Angelo Marzano, 57 anni, è dermatologo del Policlinico e docente a contratto della Statale contagiato dal coronavirus
Ha ripreso subito a lavorare. D’altra parte già scalpitava quando ancora era bloccato in un letto di Infettivologia al Sacco. «Ma non ho recuperato del tutto il senso del gusto e dell’olfatto. Mi spiace sa? Sono una buona forchetta…». Angelo Marzano, 57 anni, è il dermatologo del Policlinico e docente a contratto della Statale contagiato dal coronavirus. Ora è in via di guarigione.
«Sono stato dimesso lunedì, dopo tre giorni e mezzo senza febbre e un tampone dall’esito finalmente negativo. Anche la tosse è meno forte. Sto lavorando da casa, mi occupo di malattie infiammatorie rare della pelle. I primi giorni ho fatto un po’ fatica, avevo come un cerchio alla testa, oggi sto meglio».
«A febbraio sono stato all’estero per lavoro. Prima in Grecia, a un congresso con 400 persone e poi in Germania, a Monaco di Baviera, a un incontro più ristretto. La sera tra il 20 e il 21 febbraio ho avvertito i primi brividi. Il giorno dopo sono tornato in Italia e mi è venuta la febbre».
Ha pensato subito al nuovo virus?
«Mi è venuto il sospetto, ma è stata la mia compagna a insistere e obbligarmi a telefonare a un collega del Sacco, il dottor Mario Corbellino. E lui ha convenuto con me sul fatto che fossi un soggetto a rischio».
Poi il ricovero e il test.
«Il 23 febbraio è arrivato l’esito positivo. Ho il triste primato di aver rivoluzionato i criteri epidemiologici validi fino a quel momento, perché non ero stato né in Cina né a Codogno né a contatto con persone che vi erano state».
E dove pensa di essere stato contagiato?
«Nel viaggio di andata verso Monaco due file davanti alla mia era seduta una persona poi risultata positiva, me lo ha comunicato la compagnia aerea. Ma è difficile stabilire se sia stata quella la fonte del contagio e a questo punto ha anche poco senso».
Al Policlinico, dove lavora, sono stati fatti alcuni tamponi.
«Sì, che io sappia sono risultati positivi due specializzandi, con sintomi lievi».
E il virus come ha aggredito il suo corpo?
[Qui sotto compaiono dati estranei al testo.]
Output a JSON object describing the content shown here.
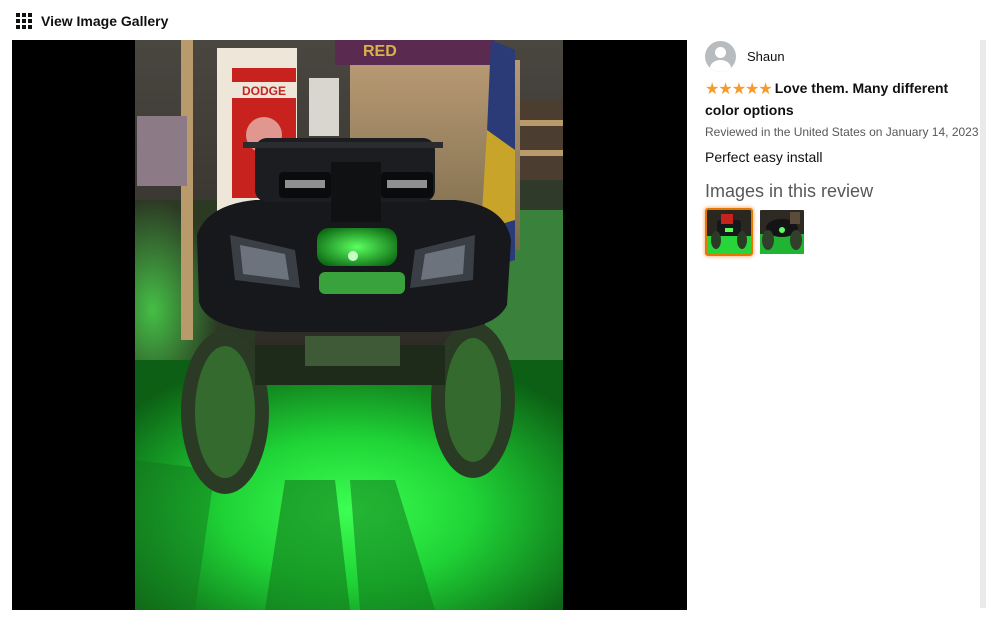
{
  "gallery": {
    "label": "View Image Gallery",
    "icon": "grid-icon"
  },
  "review": {
    "reviewer_name": "Shaun",
    "rating": 5,
    "stars_text": "★★★★★",
    "title": "Love them. Many different color options",
    "meta": "Reviewed in the United States on January 14, 2023",
    "body": "Perfect easy install",
    "images_heading": "Images in this review",
    "thumbnails": [
      {
        "name": "review-image-1",
        "selected": true
      },
      {
        "name": "review-image-2",
        "selected": false
      }
    ]
  },
  "colors": {
    "star": "#f79b2a",
    "selected_border": "#e77600",
    "underglow": "#2cff3a"
  },
  "photo_sign_text": "DODGE"
}
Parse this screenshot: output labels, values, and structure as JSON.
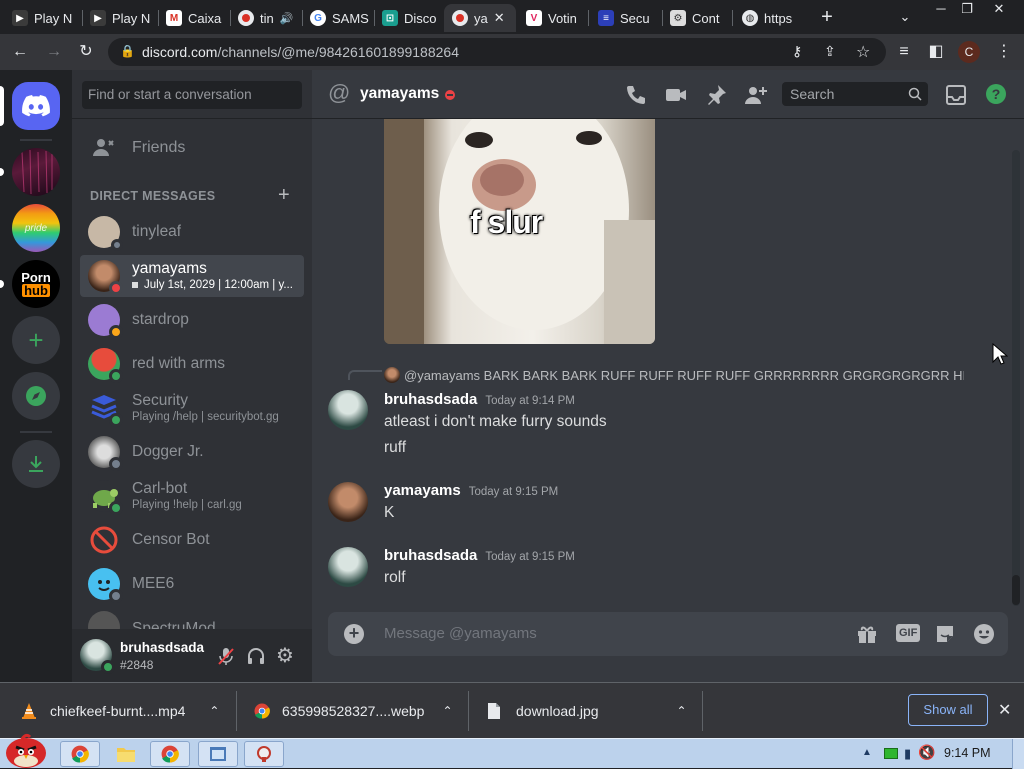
{
  "browser": {
    "tabs": [
      {
        "title": "Play N",
        "favicon": "play-icon"
      },
      {
        "title": "Play N",
        "favicon": "play-icon"
      },
      {
        "title": "Caixa",
        "favicon": "gmail-icon"
      },
      {
        "title": "tin",
        "favicon": "recording-icon"
      },
      {
        "title": "SAMS",
        "favicon": "google-icon"
      },
      {
        "title": "Disco",
        "favicon": "discord-icon"
      },
      {
        "title": "ya",
        "favicon": "recording-icon"
      },
      {
        "title": "Votin",
        "favicon": "voting-icon"
      },
      {
        "title": "Secu",
        "favicon": "shield-icon"
      },
      {
        "title": "Cont",
        "favicon": "contact-icon"
      },
      {
        "title": "https",
        "favicon": "globe-icon"
      }
    ],
    "new_tab": "+",
    "url_domain": "discord.com",
    "url_path": "/channels/@me/984261601899188264",
    "profile_initial": "C"
  },
  "guilds": {
    "add_server": "+",
    "explore": "compass-icon",
    "download": "download-icon",
    "server3_line1": "Porn",
    "server3_line2": "hub"
  },
  "sidebar": {
    "search_placeholder": "Find or start a conversation",
    "friends_label": "Friends",
    "dm_header": "DIRECT MESSAGES",
    "dm_add": "+",
    "dms": [
      {
        "name": "tinyleaf",
        "sub": "",
        "status": "offline",
        "color": "#c7b8a6"
      },
      {
        "name": "yamayams",
        "sub": "July 1st, 2029 | 12:00am | y...",
        "status": "dnd",
        "color": "#5a3b2a"
      },
      {
        "name": "stardrop",
        "sub": "",
        "status": "idle",
        "color": "#9b7bd3"
      },
      {
        "name": "red with arms",
        "sub": "",
        "status": "online",
        "color": "#d64a3b"
      },
      {
        "name": "Security",
        "sub": "Playing /help | securitybot.gg",
        "status": "online",
        "color": "#3a5bd9"
      },
      {
        "name": "Dogger Jr.",
        "sub": "",
        "status": "offline",
        "color": "#8a8a8a"
      },
      {
        "name": "Carl-bot",
        "sub": "Playing !help | carl.gg",
        "status": "online",
        "color": "#6fa84a"
      },
      {
        "name": "Censor Bot",
        "sub": "",
        "status": "none",
        "color": "#e74c3c"
      },
      {
        "name": "MEE6",
        "sub": "",
        "status": "offline",
        "color": "#48c0f0"
      },
      {
        "name": "SpectruMod",
        "sub": "",
        "status": "offline",
        "color": "#444"
      }
    ],
    "user": {
      "name": "bruhasdsada",
      "tag": "#2848"
    }
  },
  "chat": {
    "recipient": "yamayams",
    "search_placeholder": "Search",
    "image_caption": "f slur",
    "reply_preview": "@yamayams BARK BARK BARK RUFF RUFF RUFF RUFF GRRRRRRRR GRGRGRGRGRR HISSSS...",
    "messages": [
      {
        "author": "bruhasdsada",
        "time": "Today at 9:14 PM",
        "lines": [
          "atleast i don't make furry sounds",
          "ruff"
        ]
      },
      {
        "author": "yamayams",
        "time": "Today at 9:15 PM",
        "lines": [
          "K"
        ]
      },
      {
        "author": "bruhasdsada",
        "time": "Today at 9:15 PM",
        "lines": [
          "rolf"
        ]
      }
    ],
    "composer_placeholder": "Message @yamayams",
    "gif_label": "GIF"
  },
  "downloads": {
    "items": [
      "chiefkeef-burnt....mp4",
      "635998528327....webp",
      "download.jpg"
    ],
    "show_all": "Show all"
  },
  "taskbar": {
    "clock": "9:14 PM"
  }
}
«Ho avuto due momenti difficili. Il quinto giorno c’è stato un rialzo della febbre, dovuto a una reazione immunitaria all’infezione. Poi il 4 marzo la lastra ha evidenziato una piccola polmonite. Ho avuto anche un sintomo particolare, che i colleghi mi dicono non sia comune».
Quale?
«Mi sono comparse piccole vescicole simili a quelle della varicella sul tronco, ma non sugli arti o sul volto. A chi potevano capitare, se non a me che sono dermatologo? Le ho anche fotografate. Inoltre, come nelle riniti forti, si sono ridotti il senso dell’olfatto e del gusto».
Ancora adesso non sente odori e sapori?
«Direi che tuttora sono ridotti del 50 per cento. Spero di recuperare presto, sono una buona forchetta e vorrei tornare ad assaporare il gusto del cibo».
Come l’hanno curata?
«Con una combinazione di due farmaci antivirali di solito usati contro l’hiv e con un farmaco antinfiammatorio. Difficile dire però quanto abbiano aiutato. Ho sofferto un po’ la terapia».
Prendere il coronavirus da medico dà una prospettiva diversa alla malattia?
«Ci sono i pro e i contro. Da un lato capisci le reazioni del tuo corpo, ti aiuta a comprendere quello che sta succedendo. Dall’altro è fonte di stress e paura perché sai come potrebbe peggiorare».
Uno spavento per suoi familiari e pazienti.
«I miei figli, Federica di 16 anni e Stefano di 11, hanno capito la gravità della situazione. In questi giorni ci siamo videochiamati. Colleghi e pazienti mi hanno mandato moltissimi messaggi di solidarietà. E devo ringraziare anche la mia compagna, che mi è stata vicino».
Ora a casa sarà più tranquillo.
«Sono in quarantena, il 23 e 24 marzo farò altri due tamponi, se saranno negativi potrò uscire. A quel punto sarò pronto a fare la mia parte come dermatologo per affrontare la situazione. Devo ringraziare medici e infermieri che mi hanno curato, la sanità lombarda sta dando l’esempio al mondo intero. Alla lunga sono ottimista, ma tutti dobbiamo rispettare rigorosamente le regole di comportamento che ci sono state date».